The content, but also the form
The other success of this History of France is to be sought in the form. Each book is a success from a layout point of view: it's clear and pleasant to read. Above all, the iconography is impressive (over 200 illustrations for each volume), of high quality, relevant and sometimes unpublished; the same goes for the very many texts. The maps are not to be outdone, all original, without forgetting the complete appendices: biographies, glossaries, family trees, chronologies, indexes,… And for those who would like to go even further, the bibliographies, classified by chapter (very good idea) . Finally, each iconography is referenced, each source also. Hard to beat.

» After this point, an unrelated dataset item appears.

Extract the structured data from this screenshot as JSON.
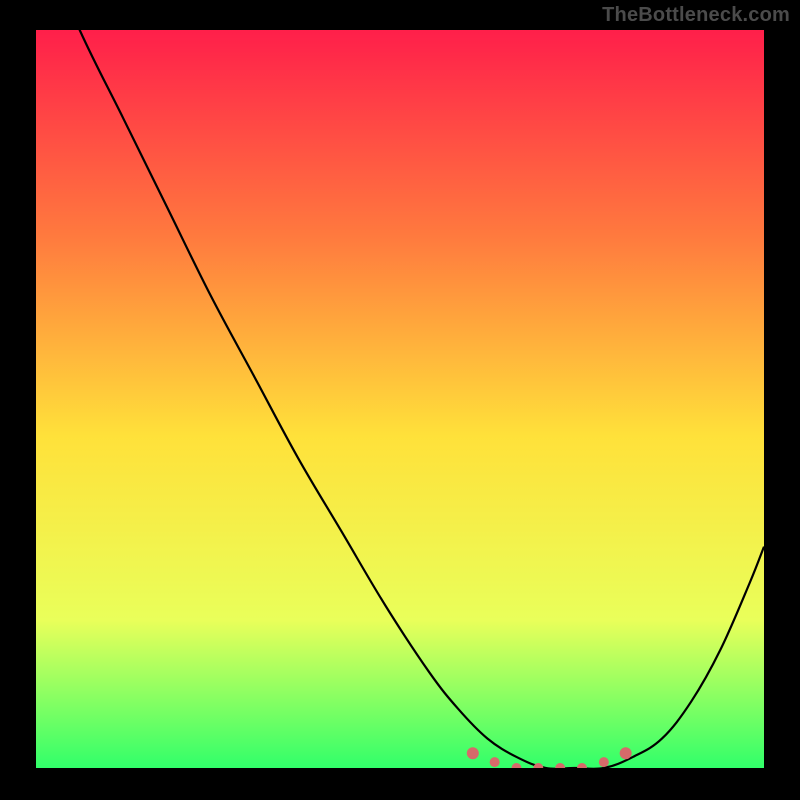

Such a gigantic and ambitious project, despite its undeniable qualities, obviously cannot be perfect. There would seem to have been some caveats on the maps of some volumes, but it is above all the approach that can be criticized. Indeed, while history tends more and more to include France in the history of Europe (even in school textbooks), even tends to orient itself towards the study of world history or of global history, a "Franco-centered" vision might seem a little too out of place, even dated, even if some volumes have a somewhat broader vision. This is however the only real criticism one could make, and it does not detract from the overall quality of the collection.
A new benchmark
The ambition of this History of France is first of all to interest the general public and non-professional but informed enthusiasts, while updating both the narrative of each period and the historiographical debates. And the bet is very largely successful. First of all, we are far from the "national novel" history of Lavisse and Michelet. The collection then turns out to be more pleasant and less difficult to read than that of Jean Favier at Fayard, and the presence (and the quality) of the iconography also makes it more affordable than that of Points Seuil (the ideal being to have both…). Finally, it is less "media" than the admittedly sympathetic History of France and the French from Decaux and Castelot.
TheHistory of France Editions Belin is therefore undoubtedly a new benchmark in the field. Everyone should find their account in the period that interests them, including several volumes. It should also be noted that given the quality of form and substance of the works, the price is largely reasonable. For collectors, there is a prestige edition.
- Collection of the History of France, directed by Joël Cornette, Belin editions.
Joël Cornette is an associate of the University, a former student of the ENS de Saint-Cloud, professor at the University of Paris VIII-Vincennes-Saint-Denis.
Books already published (March 2011):
- France before France (481-888), Geneviève Bührer-Thierry, Charles Mériaux.
- Feudalism (888-1180), Florian Mazel.
- The time of the Hundred Years War (1328-1453), Boris Bove.
- The Renaissance (1453-1559), Philippe Hamon.
- The Wars of Religion (1559-1629), Nicolas Le Roux.
- Revolution Consulate Empire (1789-1815), Michel Biard, Philippe Bourdin, Silvia Marzagalli.
- The revolution unfinished (1815-1870), Sylvie Aprile.
- The Republic imagined (1870-1914), Vincent Duclert.
- France of the present time (1945-2005), Michelle Zancarini, Christian Delacroix.
Books to be published:
- The Absolute Kings (1630-1715), Hervé Drévillon.
- The Great Wars (1914-1945), Nicolas Beaupré.
- The Capetian Golden Age (1180-1328), Jean-Christophe Cassard.
- France of the Enlightenment (1715-1789), Pierre-Yves Beaurepaire.